From SABR member Bill Ryczek at The National Pastime Museum on January 13, 2014:
The first time I ever heard of Mel Stottlemyre was while vacationing with my family in Virginia during the summer of 1964 — long before every tidbit about minor leaguers like him could be accessed from a desk or from the palm of one’s hand. In 1964, what was happening in Richmond might as well have been happening on Mars.
The first thing that struck me about Stottlemyre was his unusual name, a long, four-syllable moniker that came at you not with Latin lyricism but with a Teutonic bang-bang-bang-bang. The second was that he appeared to be the best pitcher in the International League during a summer when the parent New York Yankees were locked in a tight pennant race and burdened with a staff of sore-armed pitchers.
The fact that Stottlemyre was dominating the International League had come as a surprise to the Yankee brass, for he had not been a highly touted prospect.

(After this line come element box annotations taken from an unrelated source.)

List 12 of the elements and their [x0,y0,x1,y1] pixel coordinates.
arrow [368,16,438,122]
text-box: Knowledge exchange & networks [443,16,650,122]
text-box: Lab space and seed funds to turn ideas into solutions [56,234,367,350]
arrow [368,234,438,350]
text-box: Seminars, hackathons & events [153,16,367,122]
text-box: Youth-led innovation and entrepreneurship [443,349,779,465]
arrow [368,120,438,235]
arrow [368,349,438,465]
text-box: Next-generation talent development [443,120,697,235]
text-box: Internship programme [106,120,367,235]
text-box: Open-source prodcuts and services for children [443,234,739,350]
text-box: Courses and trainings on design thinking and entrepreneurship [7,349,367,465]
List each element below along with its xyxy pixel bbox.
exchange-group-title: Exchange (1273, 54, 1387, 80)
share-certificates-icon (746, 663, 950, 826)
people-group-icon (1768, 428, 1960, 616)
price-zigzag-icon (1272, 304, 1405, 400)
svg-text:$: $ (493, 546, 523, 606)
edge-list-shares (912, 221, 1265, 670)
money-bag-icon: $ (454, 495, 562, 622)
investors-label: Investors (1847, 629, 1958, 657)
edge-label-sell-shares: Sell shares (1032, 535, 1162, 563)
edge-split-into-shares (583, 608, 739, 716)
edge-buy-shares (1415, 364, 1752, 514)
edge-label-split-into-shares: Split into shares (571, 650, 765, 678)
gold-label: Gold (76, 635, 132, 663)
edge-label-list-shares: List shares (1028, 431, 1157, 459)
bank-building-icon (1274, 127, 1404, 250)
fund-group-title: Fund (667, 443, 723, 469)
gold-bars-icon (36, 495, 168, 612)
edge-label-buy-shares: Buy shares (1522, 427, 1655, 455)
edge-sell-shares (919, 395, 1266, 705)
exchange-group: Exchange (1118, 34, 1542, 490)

After he graduated from Yakima Valley Junior College, the Yankees signed him but did not have to give him a bonus, for no other teams were interested.
Stottlemyre did not have the type of blazing fastball that dazzled major league scouts; he relied on a sinker and excellent control. Mel pitched very well in Class A ball during his second professional season but in 1963, appearing both as a starter and reliever for Richmond, he was a mediocre 7-7 in 39 games.